Sometime in the past 8,000 years, a meteor may have hit the Indian Ocean, triggering a monster tsunami that struck Africa, a new study suggests.
Tsunamis are gigantic waves that are often caused by earthquakes. The 2004 Banda Aceh earthquake and tsunami in Indonesia killed about 250,000 people, and the 2011 Tohoku earthquake and tsunami that struck offshore Japan killed more than 15,000 people and triggered a nuclear disaster.
As dangerous as earthquake-generated tsunamis are, previous research suggested that they usually are less than 165 feet (50 meters) high, said Dallas Abbott, a geologist at Columbia University's Lamont-Doherty Earth Observatory in Palisades, New York, and lead author of the new study. However, researchers are increasingly unearthing evidence of mega tsunamis that dwarf regular tsunamis. For instance, scientists recently suggested that a mega tsunami taller than a 50-story skyscraper engulfed the island of Santiago off the west coast of Africa about 73,000 years ago. [10 Tsunamis That Changed History]
Now, Abbott and her colleagues have found that giant dunes on the island nation of Madagascar may have been created by a mega tsunami about 300 feet (90 m) high sometime in the past 8,000 years.
"It's interesting that we might have had such a large event within the reach of human history," Abbott told Live Science. "It would suggest that people have survived some pretty catastrophic events."
The scientists investigated sets of dunes located along the southern coast of Madagascar. These V-shaped dunes are often nested together like the chevron stripes on a military uniform — the largest of these dunes rise up to about 600 feet (185 m) above sea level and are more than 25 miles (40 kilometers) long.
Previous research mostly assumed that the matter in these gigantic chevron dunes was carried inland by the wind. Now, Abbott and her colleagues instead suggest that the matter in these dunes were carried in by an ancient mega tsunami.

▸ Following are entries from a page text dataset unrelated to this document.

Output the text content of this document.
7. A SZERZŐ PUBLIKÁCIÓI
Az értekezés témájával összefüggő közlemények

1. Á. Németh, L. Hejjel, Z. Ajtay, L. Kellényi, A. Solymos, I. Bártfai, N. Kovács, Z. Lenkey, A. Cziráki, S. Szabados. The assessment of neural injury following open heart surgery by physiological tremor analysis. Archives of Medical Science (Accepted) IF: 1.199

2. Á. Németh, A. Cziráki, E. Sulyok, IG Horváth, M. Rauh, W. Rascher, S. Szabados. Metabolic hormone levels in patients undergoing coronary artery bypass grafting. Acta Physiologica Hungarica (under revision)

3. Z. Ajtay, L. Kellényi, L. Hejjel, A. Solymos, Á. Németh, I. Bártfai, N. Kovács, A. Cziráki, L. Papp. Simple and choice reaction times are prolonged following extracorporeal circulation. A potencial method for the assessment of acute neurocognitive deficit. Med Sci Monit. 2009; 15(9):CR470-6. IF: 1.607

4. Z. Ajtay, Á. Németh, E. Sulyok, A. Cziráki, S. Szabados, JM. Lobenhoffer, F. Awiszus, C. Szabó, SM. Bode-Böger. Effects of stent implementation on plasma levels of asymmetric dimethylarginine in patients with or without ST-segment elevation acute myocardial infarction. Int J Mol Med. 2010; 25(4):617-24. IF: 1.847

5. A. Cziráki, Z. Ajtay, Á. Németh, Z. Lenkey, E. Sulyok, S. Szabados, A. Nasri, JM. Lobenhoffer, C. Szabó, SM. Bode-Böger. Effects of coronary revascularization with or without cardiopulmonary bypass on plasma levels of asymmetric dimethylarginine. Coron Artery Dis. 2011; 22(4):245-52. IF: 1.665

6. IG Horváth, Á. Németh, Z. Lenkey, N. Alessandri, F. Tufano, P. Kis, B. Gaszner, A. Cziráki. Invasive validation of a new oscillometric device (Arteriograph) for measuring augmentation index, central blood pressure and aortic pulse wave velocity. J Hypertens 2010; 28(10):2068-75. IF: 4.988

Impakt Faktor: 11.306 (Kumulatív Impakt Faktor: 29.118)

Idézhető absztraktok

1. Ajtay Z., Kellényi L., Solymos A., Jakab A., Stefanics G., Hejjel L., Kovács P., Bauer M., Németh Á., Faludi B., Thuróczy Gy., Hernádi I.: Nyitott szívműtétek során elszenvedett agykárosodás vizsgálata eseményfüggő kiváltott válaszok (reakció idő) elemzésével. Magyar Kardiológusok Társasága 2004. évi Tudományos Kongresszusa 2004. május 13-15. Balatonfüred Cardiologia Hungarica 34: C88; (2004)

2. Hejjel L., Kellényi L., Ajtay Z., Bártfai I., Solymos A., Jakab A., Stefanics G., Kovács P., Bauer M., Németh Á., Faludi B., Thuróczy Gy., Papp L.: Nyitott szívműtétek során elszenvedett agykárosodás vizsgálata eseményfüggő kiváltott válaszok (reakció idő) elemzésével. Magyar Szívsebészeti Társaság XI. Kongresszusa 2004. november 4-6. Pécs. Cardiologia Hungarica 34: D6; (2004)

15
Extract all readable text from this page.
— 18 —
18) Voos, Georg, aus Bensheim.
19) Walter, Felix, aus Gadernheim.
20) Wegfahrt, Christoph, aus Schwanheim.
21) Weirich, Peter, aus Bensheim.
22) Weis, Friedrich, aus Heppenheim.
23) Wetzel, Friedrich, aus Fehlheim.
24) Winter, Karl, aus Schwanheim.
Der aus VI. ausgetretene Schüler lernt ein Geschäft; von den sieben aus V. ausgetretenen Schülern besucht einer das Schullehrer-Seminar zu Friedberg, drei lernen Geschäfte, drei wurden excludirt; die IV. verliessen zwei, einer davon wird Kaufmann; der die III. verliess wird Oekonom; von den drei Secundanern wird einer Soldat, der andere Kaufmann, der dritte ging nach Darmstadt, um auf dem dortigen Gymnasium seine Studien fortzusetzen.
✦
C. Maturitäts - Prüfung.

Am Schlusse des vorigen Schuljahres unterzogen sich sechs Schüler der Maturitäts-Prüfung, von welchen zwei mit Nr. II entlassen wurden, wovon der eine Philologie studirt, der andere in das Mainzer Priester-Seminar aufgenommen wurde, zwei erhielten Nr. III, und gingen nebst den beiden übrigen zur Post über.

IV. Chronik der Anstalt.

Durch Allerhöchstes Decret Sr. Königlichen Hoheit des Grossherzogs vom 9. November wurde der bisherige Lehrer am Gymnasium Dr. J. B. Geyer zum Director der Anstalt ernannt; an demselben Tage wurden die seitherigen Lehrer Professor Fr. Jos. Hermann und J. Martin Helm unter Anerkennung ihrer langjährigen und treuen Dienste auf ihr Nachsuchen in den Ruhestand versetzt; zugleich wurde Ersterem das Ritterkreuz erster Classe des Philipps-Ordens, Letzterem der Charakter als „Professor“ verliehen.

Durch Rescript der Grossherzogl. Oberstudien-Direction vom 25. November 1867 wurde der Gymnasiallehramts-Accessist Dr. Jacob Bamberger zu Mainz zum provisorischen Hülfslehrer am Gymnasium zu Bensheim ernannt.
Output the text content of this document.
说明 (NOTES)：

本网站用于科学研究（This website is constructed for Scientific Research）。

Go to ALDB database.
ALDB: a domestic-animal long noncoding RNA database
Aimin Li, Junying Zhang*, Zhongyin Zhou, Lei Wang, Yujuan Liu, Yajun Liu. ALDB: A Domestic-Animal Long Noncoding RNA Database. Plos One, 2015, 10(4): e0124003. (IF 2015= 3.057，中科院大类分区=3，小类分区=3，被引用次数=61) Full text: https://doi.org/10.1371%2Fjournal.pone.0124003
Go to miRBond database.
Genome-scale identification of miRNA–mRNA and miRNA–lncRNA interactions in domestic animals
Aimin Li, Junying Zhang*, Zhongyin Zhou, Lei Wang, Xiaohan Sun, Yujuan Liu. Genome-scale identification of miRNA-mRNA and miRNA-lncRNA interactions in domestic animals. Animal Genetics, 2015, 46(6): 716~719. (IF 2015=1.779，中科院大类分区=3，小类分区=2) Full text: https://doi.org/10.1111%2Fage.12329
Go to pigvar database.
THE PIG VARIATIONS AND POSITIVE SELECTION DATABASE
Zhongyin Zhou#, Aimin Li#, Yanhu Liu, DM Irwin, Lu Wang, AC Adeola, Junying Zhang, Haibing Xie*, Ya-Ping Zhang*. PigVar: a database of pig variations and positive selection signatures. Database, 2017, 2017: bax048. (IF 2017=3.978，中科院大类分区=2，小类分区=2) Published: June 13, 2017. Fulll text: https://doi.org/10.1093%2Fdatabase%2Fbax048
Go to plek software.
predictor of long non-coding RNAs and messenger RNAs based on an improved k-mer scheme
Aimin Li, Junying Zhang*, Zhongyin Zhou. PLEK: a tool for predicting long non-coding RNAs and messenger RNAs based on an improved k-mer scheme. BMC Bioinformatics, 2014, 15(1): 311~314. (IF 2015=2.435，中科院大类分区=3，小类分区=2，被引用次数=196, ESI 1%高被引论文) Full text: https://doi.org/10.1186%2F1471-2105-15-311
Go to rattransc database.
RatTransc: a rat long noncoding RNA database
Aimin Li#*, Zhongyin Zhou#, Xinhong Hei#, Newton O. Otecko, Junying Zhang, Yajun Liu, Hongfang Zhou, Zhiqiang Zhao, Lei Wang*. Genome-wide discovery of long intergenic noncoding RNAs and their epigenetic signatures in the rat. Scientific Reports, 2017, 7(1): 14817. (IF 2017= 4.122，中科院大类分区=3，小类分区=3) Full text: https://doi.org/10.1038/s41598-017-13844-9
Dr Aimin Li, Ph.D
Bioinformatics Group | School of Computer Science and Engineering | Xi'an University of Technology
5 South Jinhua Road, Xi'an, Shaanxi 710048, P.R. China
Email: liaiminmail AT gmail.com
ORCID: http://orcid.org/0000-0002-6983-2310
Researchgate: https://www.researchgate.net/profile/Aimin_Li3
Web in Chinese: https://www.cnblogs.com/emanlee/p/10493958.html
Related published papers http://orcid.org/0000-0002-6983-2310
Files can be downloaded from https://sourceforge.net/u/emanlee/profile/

The researchers analyzed 22 samples from two sets of the Madagascar chevron dunes and their vicinity that they gathered in 2006. They focused on minerals such as calcium carbonate, which is often found in seashells.
The scientists found that calcium carbonate levels from the dunes were usually greater than 40 percent. In contrast, calcium carbonate levels in areas off the dunes ranged from zero to 9 percent, the researchers said.
"Windblown dunes typically are 100 percent quartz sand," Abbott said. "These dunes have a lot of carbonate. The sands right outside those areas have basically no carbonate."
The dunes also contained an abundance of intact microscopic marine fossils.
"If these fossils were blown inland by the wind, one might expect them to get broken to pieces as they bounce off the surface," Abbott said. "However, if they were transported by the water, one might expect them to remain whole. We see whole intact microfossils, for the most part. You do see a little bit of wear at their edges, but that's because they could've been reworked by the wind after they were carried in by the water. You don't really see them broken to pieces."
In addition, the presence of magnesium in the fossils suggests that, at one time, they were buried in warm, shallow, brackish waters. "They weren't sitting exposed on a beach — they were somehow excavated," Abbott said.
The researchers suggested that the monster tsunami may have been triggered by a comet or an asteroid striking the Indian Ocean. The cosmic impact may have created Burckle Crater, a pit about 18 miles (29 km) wide, located about 900 miles (1,450 km) southeast of Madagascar, about 12,500 feet (3,800 m) below the ocean's surface, they said. [Crash! The 10 Biggest Impact Craters on Earth]
"There are other deposits of material around the Indian Ocean that suggest they and the Madagascar dunes are evidence of a cosmic impact," Abbott said. "In western Australia, you see carbonate-rich sands that go up to 150 meters (492 feet) above sea level and 7 kilometers [4.35 miles] inland. Those sites could be contemporaneous with the Madagascar event, although we don't have enough data to say that yet."
However, "it's difficult to confirm that Burckle is an impact crater," Abbott said. "That's the problem with underwater craters — it's hard to verify their origins."
It is possible that the mega tsunami that may have struck Madagascar was not caused by a cosmic impact but rather a terrestrial event such as a massive landslide. "However, the effects of a large landslide are usually quite local," Abbott said. "If we find the Madagascar and Australia events are the same age across the Indian Ocean, then a cosmic impact may be responsible instead."
Future research can gather more samples from Madagascar for analysis and conduct wind-tunnel experiments on microfossils to see if they remain intact after many bounces or break up as expected, Abbott said.
Abbott and her colleagues detailed their findings Dec. 14 at the annual fall meeting of the American Geophysical Union in San Francisco.